Moldy ducts infect indoor air

March 07 2019
Moldy ducts infect indoor air
Article featured on NorthWest Herald. By Gina Kraman. Dated: 5th March, 2019.

Moldy can be a common household problem caused by “stagnant moisture,” according to Tom Eppers, co-owner, Dowe & Wagner, a heating, ventilation, and air-conditioning company serving residential and commercial customers in Illinois and Wisconsin.

“Moisture can get trapped in your air ducts, spread, and cause health problems.  The best ways to prevent mold are proper humidity levels and airflow throughout the house, especially for areas that can become damp, such as bathrooms and basements,” Eppers explains.

What is mold?  The U.S. Environmental Protection Agency (EPA) says, “Molds are part of the natural environment, and can be found everywhere, indoors and outdoors.  Mold is not usually a problem unless it begins growing indoors. Water can enter your home by leaking or seeping through basement floors.  Showers or even cooking can add moisture to the air.”
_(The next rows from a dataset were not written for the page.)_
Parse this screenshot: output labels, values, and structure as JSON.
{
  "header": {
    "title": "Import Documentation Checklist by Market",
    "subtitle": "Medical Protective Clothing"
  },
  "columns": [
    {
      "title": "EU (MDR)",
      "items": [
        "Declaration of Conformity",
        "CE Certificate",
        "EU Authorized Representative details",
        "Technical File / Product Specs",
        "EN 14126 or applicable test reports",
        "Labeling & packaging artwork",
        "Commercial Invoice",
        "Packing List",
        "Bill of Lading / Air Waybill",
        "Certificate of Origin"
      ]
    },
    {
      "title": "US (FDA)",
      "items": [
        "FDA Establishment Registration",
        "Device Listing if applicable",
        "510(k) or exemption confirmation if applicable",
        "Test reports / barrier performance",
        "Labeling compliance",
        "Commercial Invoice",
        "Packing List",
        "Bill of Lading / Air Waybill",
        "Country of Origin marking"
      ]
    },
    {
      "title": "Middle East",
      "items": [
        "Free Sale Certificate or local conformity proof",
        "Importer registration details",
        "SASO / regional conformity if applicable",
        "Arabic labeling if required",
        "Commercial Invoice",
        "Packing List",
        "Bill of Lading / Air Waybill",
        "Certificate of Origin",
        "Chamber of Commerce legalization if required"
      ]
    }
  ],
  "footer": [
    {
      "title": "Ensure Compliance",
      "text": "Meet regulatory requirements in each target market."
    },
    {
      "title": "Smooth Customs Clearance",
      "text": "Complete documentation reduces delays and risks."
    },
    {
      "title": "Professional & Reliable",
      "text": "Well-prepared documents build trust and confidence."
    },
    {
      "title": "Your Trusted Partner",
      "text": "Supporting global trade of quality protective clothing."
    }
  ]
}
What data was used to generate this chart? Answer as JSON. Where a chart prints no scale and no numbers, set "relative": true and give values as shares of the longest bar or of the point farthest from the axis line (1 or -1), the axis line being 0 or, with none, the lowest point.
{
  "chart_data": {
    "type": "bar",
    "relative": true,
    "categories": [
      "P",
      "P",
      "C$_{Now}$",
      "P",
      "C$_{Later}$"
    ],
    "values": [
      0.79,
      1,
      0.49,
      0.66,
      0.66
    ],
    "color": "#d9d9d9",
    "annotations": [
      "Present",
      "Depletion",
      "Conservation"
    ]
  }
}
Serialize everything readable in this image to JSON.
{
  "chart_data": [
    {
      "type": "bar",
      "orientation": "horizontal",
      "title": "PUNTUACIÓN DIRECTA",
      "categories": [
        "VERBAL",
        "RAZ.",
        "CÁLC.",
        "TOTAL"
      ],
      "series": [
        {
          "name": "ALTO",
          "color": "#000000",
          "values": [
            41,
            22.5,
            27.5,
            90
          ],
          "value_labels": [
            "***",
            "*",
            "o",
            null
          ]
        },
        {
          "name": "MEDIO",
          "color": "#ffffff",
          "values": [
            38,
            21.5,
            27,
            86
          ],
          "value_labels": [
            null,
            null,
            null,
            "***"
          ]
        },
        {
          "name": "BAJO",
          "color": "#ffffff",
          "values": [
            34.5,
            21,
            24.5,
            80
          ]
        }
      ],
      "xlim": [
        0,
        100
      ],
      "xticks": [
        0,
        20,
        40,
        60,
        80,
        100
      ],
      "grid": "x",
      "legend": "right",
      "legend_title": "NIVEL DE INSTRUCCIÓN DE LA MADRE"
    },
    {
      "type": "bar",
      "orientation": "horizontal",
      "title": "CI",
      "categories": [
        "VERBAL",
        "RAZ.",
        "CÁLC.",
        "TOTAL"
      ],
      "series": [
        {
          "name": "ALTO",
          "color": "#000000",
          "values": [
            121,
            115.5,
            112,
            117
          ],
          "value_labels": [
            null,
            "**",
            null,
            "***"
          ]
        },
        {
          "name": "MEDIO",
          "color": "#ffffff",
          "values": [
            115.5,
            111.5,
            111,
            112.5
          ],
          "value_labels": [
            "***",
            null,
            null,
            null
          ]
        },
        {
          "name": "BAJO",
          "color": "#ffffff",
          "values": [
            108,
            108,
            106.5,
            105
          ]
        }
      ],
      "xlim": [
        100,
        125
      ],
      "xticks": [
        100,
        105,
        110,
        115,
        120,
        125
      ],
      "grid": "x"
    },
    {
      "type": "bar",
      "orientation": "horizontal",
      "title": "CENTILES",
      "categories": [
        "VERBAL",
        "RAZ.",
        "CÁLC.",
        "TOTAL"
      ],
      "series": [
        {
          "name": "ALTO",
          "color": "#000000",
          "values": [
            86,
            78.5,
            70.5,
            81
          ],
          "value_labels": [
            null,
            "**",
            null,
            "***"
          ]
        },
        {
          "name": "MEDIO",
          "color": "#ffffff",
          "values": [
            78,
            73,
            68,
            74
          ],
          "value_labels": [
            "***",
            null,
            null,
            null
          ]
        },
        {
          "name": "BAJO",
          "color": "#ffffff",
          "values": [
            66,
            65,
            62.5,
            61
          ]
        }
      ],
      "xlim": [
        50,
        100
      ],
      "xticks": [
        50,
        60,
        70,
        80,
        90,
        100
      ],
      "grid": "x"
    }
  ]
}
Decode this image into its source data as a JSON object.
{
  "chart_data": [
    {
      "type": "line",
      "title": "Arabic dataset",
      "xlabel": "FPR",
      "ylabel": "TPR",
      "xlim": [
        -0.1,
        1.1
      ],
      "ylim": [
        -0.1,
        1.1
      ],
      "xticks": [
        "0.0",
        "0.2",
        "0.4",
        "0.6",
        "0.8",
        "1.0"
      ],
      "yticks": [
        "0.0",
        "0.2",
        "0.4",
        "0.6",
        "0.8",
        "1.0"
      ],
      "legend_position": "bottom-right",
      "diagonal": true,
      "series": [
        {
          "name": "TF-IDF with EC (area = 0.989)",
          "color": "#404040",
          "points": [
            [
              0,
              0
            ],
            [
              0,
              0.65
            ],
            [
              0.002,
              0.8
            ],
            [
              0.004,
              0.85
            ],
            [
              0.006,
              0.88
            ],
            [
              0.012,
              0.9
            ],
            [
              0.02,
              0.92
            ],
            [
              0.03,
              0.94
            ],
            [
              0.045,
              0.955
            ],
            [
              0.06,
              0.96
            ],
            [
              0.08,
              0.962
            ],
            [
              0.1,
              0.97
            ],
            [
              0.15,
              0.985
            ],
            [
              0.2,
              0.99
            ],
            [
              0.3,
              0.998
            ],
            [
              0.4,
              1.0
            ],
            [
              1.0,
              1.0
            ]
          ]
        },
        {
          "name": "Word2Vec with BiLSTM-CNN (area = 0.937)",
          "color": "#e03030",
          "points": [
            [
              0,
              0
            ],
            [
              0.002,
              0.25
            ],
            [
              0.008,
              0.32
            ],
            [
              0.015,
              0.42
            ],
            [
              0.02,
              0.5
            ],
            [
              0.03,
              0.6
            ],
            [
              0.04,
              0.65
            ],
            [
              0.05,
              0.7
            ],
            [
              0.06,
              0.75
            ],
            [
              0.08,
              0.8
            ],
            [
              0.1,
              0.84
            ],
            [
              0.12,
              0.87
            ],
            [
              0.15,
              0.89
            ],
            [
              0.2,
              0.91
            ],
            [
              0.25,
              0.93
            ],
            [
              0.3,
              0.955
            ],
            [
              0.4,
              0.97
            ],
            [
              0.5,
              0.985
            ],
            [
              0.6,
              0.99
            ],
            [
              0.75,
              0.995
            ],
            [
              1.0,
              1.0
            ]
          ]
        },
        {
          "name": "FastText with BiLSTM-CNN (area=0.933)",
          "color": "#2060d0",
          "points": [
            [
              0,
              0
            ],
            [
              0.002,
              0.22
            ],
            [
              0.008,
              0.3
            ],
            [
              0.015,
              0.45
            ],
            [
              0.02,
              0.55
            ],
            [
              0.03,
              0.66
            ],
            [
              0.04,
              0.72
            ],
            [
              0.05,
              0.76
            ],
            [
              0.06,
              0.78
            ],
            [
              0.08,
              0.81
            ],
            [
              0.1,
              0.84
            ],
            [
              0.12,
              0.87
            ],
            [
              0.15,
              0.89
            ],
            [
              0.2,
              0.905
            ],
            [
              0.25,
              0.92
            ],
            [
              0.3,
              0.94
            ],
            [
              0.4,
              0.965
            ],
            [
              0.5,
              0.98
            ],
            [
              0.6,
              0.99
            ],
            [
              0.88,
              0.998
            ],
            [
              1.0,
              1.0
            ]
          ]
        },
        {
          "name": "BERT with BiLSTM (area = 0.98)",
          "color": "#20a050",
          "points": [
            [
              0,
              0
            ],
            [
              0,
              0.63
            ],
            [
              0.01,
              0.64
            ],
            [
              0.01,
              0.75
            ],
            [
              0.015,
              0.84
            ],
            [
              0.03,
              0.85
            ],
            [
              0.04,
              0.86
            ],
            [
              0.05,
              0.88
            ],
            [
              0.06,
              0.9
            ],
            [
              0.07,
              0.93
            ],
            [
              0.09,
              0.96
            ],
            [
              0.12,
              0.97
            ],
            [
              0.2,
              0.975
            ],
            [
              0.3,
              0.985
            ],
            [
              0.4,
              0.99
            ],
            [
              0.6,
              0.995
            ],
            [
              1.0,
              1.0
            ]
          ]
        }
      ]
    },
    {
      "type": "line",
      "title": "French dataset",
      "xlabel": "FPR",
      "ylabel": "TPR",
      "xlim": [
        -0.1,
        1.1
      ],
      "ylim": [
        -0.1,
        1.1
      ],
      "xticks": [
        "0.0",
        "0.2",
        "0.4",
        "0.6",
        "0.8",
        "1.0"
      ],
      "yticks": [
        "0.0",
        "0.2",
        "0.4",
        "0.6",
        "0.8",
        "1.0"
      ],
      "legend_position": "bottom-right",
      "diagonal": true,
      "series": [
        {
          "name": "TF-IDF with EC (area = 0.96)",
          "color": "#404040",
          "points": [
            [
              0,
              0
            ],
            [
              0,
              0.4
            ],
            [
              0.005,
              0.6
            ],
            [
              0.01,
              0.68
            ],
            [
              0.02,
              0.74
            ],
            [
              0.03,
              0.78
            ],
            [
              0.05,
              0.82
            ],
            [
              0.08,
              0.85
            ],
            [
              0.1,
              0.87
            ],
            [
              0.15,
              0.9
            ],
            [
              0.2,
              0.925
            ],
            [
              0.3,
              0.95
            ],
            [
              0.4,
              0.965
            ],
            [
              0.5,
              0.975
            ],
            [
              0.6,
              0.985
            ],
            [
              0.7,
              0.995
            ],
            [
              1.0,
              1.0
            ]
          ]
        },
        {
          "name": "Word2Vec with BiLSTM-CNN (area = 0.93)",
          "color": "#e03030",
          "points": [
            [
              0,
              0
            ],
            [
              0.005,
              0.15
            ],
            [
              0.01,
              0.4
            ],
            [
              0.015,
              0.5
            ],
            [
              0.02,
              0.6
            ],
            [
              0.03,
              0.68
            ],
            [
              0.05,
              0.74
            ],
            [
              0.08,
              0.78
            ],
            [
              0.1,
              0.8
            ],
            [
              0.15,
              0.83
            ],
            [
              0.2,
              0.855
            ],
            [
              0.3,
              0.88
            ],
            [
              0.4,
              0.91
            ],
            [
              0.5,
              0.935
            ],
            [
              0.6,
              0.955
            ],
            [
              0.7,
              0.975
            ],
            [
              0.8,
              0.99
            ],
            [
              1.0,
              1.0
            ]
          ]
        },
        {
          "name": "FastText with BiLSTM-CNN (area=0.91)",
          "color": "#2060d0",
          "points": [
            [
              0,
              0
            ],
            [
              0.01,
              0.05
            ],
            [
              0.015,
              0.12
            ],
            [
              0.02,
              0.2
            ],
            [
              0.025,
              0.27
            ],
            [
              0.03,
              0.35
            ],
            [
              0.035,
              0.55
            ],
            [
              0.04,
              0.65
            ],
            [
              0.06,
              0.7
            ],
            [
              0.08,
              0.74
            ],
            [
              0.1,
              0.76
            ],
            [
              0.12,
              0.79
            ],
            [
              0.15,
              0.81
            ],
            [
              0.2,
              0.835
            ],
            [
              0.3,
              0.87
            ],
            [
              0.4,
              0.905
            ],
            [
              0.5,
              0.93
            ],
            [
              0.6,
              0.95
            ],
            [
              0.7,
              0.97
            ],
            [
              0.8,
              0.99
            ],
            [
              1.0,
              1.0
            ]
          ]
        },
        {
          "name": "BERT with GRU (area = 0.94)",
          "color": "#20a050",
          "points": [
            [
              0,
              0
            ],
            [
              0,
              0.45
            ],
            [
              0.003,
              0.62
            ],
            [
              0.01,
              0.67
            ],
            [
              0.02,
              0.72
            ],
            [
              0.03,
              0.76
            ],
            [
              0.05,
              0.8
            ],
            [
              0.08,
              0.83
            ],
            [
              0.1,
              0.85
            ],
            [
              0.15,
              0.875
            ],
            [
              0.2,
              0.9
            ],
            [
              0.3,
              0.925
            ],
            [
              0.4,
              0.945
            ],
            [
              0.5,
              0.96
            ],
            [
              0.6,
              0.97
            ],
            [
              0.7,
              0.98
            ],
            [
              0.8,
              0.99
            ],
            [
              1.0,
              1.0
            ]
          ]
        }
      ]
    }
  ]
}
Black, spotty areas on your walls or ceiling may indicate mold, which is a fungus.  Less toxic mildew can be gray or white.  Both may produce that telltale musty, rotting smell.  To remove extensive mold, Eppers recommends hiring a mold remediation company to clean and disinfect the affected area.

Moldy growing on your home’s air vents may indicate moisture or mold trapped inside the ductwork, which could be circulating throughout the house.  Respiratory health problems, including allergies and asthma, have been linked to household mold problems.

Eppers states that the solution is to pinpoint the mold source, remove it, and prevent it from recurring through proper airflow.  He adds, “Some homes are so tightly sealed that airflow is restricted.  We can test a home’s air exchanges with an infiltrometer, and make recommendations if more fresh air intakes are needed, or if some vents may need to be sealed.”